Echter deze subsidie is gelimiteerd tot de in het Besluit omschreven vormen van zorg. De beschikbaarheidsbijdrage bekostigt alleen de in het Besluit omschreven onderdelen van een zorgfunctie. De Noordwest Ziekenhuisgroep stelt ter discussie of het Besluit de zorgfunctie volledig omschrijft. Omdat het Besluit zelf niet vatbaar is voor bezwaar en beroep, is exceptieve toetsing van het Besluit de enige mogelijkheid om hierover een juridisch oordeel te krijgen. Gelet op het hiervoor omschreven doel en de strekking van het instrument beschikbaarheidsbijdrage, lijkt ons niet terecht dat het College hier geen aanleiding voor ziet.

De Noordwest Ziekenhuisgroep koopt hier echter niets voor. Zij is na het verliezen van deze zaak in de positie komen te verkeren dat zij verplicht is om de SEH en AV-afdelingen open te houden, zonder dat dit financieel verantwoord is. Het is de vraag of het terecht is dat zo’n ziekenhuis niet als zodanig een beschikbaarheidsbijdrage kan ontvangen. Misschien had de Noordwest Ziekenhuisgroep een beschikbaarheidsbijdrage voor deze hele locatie aan de NZa moeten vragen. Die aanvraag was dan afgewezen, en met dat besluit hadden ze dan verder kunnen procederen.

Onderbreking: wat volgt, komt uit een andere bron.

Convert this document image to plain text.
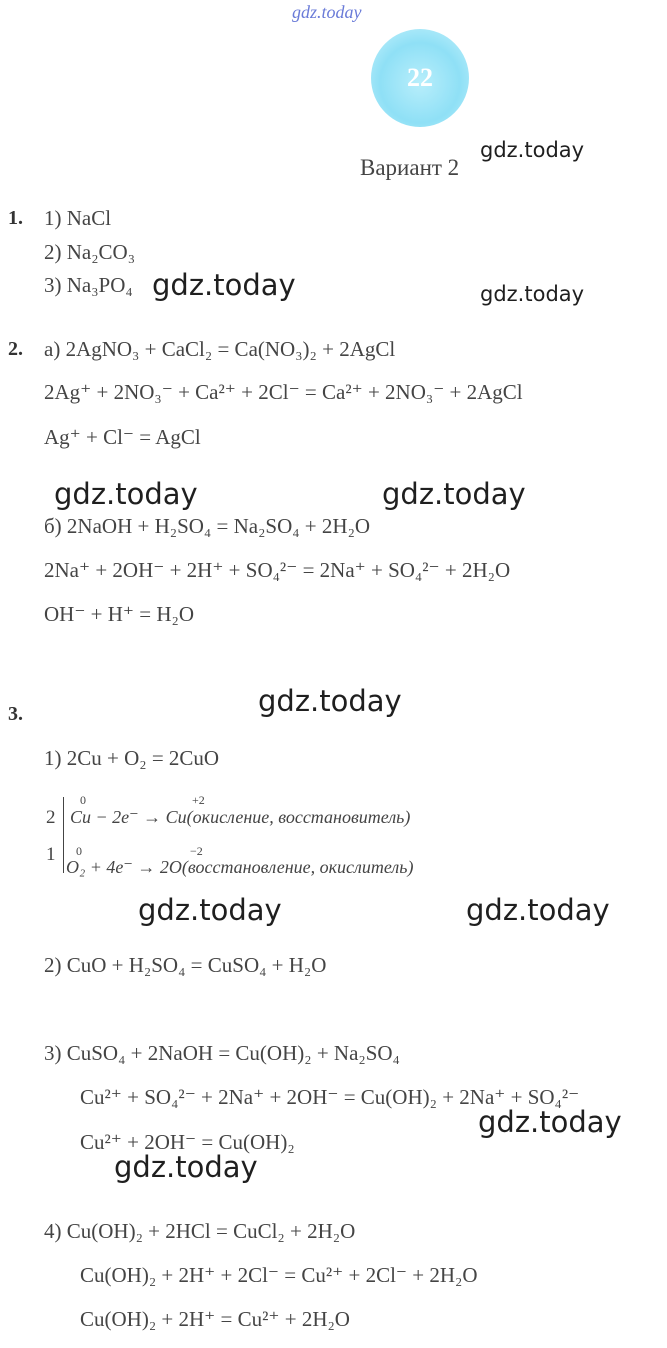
gdz.today
22
Вариант 2
gdz.today
1. 1) NaCl
2) Na₂CO₃
3) Na₃PO₄ gdz.today	gdz.today
2. а) 2AgNO₃ + CaCl₂ = Ca(NO₃)₂ + 2AgCl
2Ag⁺ + 2NO₃⁻ + Ca²⁺ + 2Cl⁻ = Ca²⁺ + 2NO₃⁻ + 2AgCl
Ag⁺ + Cl⁻ = AgCl
gdz.today	gdz.today
б) 2NaOH + H₂SO₄ = Na₂SO₄ + 2H₂O
2Na⁺ + 2OH⁻ + 2H⁺ + SO₄²⁻ = 2Na⁺ + SO₄²⁻ + 2H₂O
OH⁻ + H⁺ = H₂O
3.	gdz.today
1) 2Cu + O₂ = 2CuO
2
1
0	+2
Cu − 2e⁻ → Cu(окисление, восстановитель)
0	−2
O₂ + 4e⁻ → 2O(восстановление, окислитель)
gdz.today	gdz.today
2) CuO + H₂SO₄ = CuSO₄ + H₂O
3) CuSO₄ + 2NaOH = Cu(OH)₂ + Na₂SO₄
Cu²⁺ + SO₄²⁻ + 2Na⁺ + 2OH⁻ = Cu(OH)₂ + 2Na⁺ + SO₄²⁻
gdz.today
Cu²⁺ + 2OH⁻ = Cu(OH)₂
gdz.today
4) Cu(OH)₂ + 2HCl = CuCl₂ + 2H₂O
Cu(OH)₂ + 2H⁺ + 2Cl⁻ = Cu²⁺ + 2Cl⁻ + 2H₂O
Cu(OH)₂ + 2H⁺ = Cu²⁺ + 2H₂O
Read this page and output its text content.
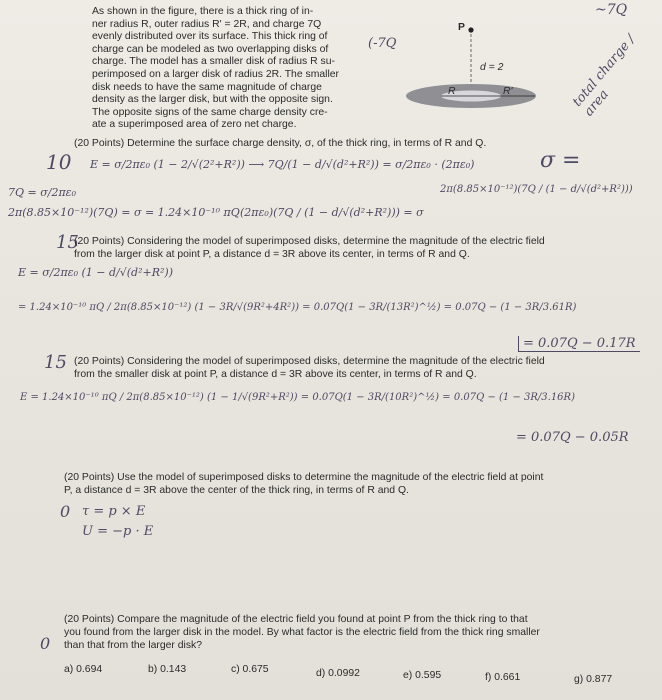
As shown in the figure, there is a thick ring of in-
ner radius R, outer radius R' = 2R, and charge 7Q
evenly distributed over its surface. This thick ring of
charge can be modeled as two overlapping disks of
charge. The model has a smaller disk of radius R su-
perimposed on a larger disk of radius 2R. The smaller
disk needs to have the same magnitude of charge
density as the larger disk, but with the opposite sign.
The opposite signs of the same charge density cre-
ate a superimposed area of zero net charge.
P
d = 2
R	R'
(-7Q
~7Q
total charge / area
σ =
(20 Points) Determine the surface charge density, σ, of the thick ring, in terms of R and Q.
10 E = σ/2πε₀ (1 − 2/√(2²+R²)) ⟶ 7Q/(1 − d/√(d²+R²)) = σ/2πε₀ · (2πε₀)
7Q = σ/2πε₀
2π(8.85×10⁻¹²)(7Q) = σ = 1.24×10⁻¹⁰ πQ (2πε₀)(7Q / (1 − d/√(d²+R²))) = σ
2π(8.85×10⁻¹²)(7Q / (1 − d/√(d²+R²)))
15
(20 Points) Considering the model of superimposed disks, determine the magnitude of the electric field
from the larger disk at point P, a distance d = 3R above its center, in terms of R and Q.
E = σ/2πε₀ (1 − d/√(d²+R²))
= 1.24×10⁻¹⁰ πQ / 2π(8.85×10⁻¹²) (1 − 3R/√(9R²+4R²)) = 0.07Q(1 − 3R/(13R²)^½) = 0.07Q − (1 − 3R/3.61R)
= 0.07Q − 0.17R
15 (20 Points) Considering the model of superimposed disks, determine the magnitude of the electric field
from the smaller disk at point P, a distance d = 3R above its center, in terms of R and Q.
E = 1.24×10⁻¹⁰ πQ / 2π(8.85×10⁻¹²) (1 − 1/√(9R²+R²)) = 0.07Q(1 − 3R/(10R²)^½) = 0.07Q − (1 − 3R/3.16R)
= 0.07Q − 0.05R
(20 Points) Use the model of superimposed disks to determine the magnitude of the electric field at point
P, a distance d = 3R above the center of the thick ring, in terms of R and Q.
0 τ = p × E
U = −p · E
(20 Points) Compare the magnitude of the electric field you found at point P from the thick ring to that
you found from the larger disk in the model. By what factor is the electric field from the thick ring smaller
than that from the larger disk?
0
a) 0.694	b) 0.143	c) 0.675	d) 0.0992	e) 0.595	f) 0.661	g) 0.877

Nu is de Noordwest Ziekenhuisgroep voor financiële steun overgeleverd aan de zorgverzekeraars omdat die vanwege hun zorgplicht de locatie Den Helder in de lucht moeten houden. Deze uitspraak is dus vooral slecht nieuws voor VGZ en Zilveren Kruis als zijnde zorgverzekeraars met grootste marktaandeel in deze regio.